Nach meinen zahlreichen Streifzügen durch die Stadt, habe ich als einzigen wirklichen kulturellen Treffpunkt (an dem sämtliche gesellschaftliche Schichten vertreten sind) die „Feira Artesanal“ (Kunsthandwerkermarkt), welcher zu Füßen des TV Towers (ca. Flugzeugmitte) liegt, ausgemacht.
Immerhin kann letzterer, sowie auch der Nationalkongress, das Außenministerium, das Museu Nacional und die Catedral Metropolitana kostenlos besichtigt werden. 
Congresso Nacional

Catredral Metropolitana

Museu Nacional
 
Neben dem augenscheinlichen Mangel an kulturellen Treffpunkten, erschrecken die absolut unverschämt hohen Miet- bzw. Kaufpreise, welchen denen in Miami entsprechen. Die Ursache hierfür liegt nicht etwa in der Attraktivität dieser Wohngegend (die meisten Einwohner bewohnen in den „Flugzeugflügeln“ eintönige und triste Plattenbauten), sondern darin, dass fast ausschließlich Beamte das Stadtzentrum bewohnen. Seit der Fertigstellung der Stadt, deren Idee unter anderem die Ansiedlung von Arbeitern innerhalb der Stadt war, sind sämtliche Arbeiter aus der Stadt verschwunden und bewohnen die Satellitenstädte. Trotzdem werden sie natürlich auch für den reibungslosen Ablauf in der Innenstadt benötigt, denn auch Ministerien, Konsulate und dergleichen wollen gereinigt und instand gehalten werden. Resultat dieser Verteilung ist ein unvorstellbarer Pendelverkehr, welcher tagtäglich für viel Stau und verstopfte Straßen sorgt.
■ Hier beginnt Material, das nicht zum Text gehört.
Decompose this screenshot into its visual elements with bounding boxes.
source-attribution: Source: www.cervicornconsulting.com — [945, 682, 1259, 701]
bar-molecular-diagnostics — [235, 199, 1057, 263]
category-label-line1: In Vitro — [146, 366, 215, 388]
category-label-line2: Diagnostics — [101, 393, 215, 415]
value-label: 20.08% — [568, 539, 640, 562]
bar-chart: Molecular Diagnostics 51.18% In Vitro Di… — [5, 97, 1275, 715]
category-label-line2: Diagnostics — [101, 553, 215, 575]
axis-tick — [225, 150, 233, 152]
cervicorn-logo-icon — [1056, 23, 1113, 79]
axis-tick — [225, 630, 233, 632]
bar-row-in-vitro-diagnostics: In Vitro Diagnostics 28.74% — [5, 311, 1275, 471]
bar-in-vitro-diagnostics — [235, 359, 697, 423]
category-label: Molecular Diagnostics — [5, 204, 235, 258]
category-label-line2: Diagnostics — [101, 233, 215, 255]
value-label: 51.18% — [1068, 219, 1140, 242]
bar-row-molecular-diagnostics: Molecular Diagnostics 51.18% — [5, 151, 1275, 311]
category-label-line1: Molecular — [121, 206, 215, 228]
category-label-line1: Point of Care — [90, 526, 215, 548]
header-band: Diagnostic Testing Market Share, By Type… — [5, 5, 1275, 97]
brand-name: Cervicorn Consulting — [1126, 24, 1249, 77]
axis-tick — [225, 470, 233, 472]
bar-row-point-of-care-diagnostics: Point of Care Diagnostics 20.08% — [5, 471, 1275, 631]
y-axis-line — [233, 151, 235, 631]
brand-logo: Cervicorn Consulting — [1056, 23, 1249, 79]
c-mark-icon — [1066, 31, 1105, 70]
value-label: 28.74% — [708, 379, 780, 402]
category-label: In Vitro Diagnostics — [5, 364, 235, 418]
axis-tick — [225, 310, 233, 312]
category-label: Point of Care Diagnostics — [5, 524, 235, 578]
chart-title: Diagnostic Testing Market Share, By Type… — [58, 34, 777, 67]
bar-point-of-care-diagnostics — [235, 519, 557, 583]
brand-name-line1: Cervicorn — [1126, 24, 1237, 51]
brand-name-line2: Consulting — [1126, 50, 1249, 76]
Um entgegenzuwirken werden zur „Rush Hour“ morgens und nachmittags alle 6 Spuren der Estrutural (eine der Hauptstraßen, welche einige Satellitenstädte mit dem Plano verbindet – normal 3spurig in beide Richtungen) jeweils nur in eine Richtung befahren. (morgens dementsprechend Richtung Plano und nachmittags Richtung Satellitenstädte).
Arbeiterdenkmal
 
Der erste Gedanke, welchen man mit der „Arbeiterarmut“ innerhalb der eigentlichen Stadt verbindet, mag schlichtweg sein, dass das ständige Pendeln umständlich und unpraktisch ist. Oftmals wird die Situation auch genauso von den zahlreichen Beamten der Stadt beurteilt. Betrachtet man die Situation der zahlreichen pendelnden Arbeiter bzw. die der Satellitenstadtbewohner jedoch genauer, so wird klar, dass die Situation mehr als unpraktisch oder umständlich ist – sie ist gnadenlos unfair und unverhältnismäßig!
Innerhalb der Satellitenstädte wird ein völlig anderes Leben geführt, welches nichts mit dem innerhalb der Stadt zu tun hat. Es gibt unzählige Obdachlose, Arbeitslose, Drogenabhängige und nicht zuletzt Kriminalität. Natürlich ist die Situation innerhalb der verschiedenen Satellitenstädte auf Grund deren unterschiedlicher Faktoren (Größe, Einwohnerzahl, Entfernung zum Plano etc.) auch sehr verschieden.
Ich wohne in Ceilândia, eine der Satellitenstädte, deren Entwicklung in den letzten 5 Jahren erheblich vorangegangen ist.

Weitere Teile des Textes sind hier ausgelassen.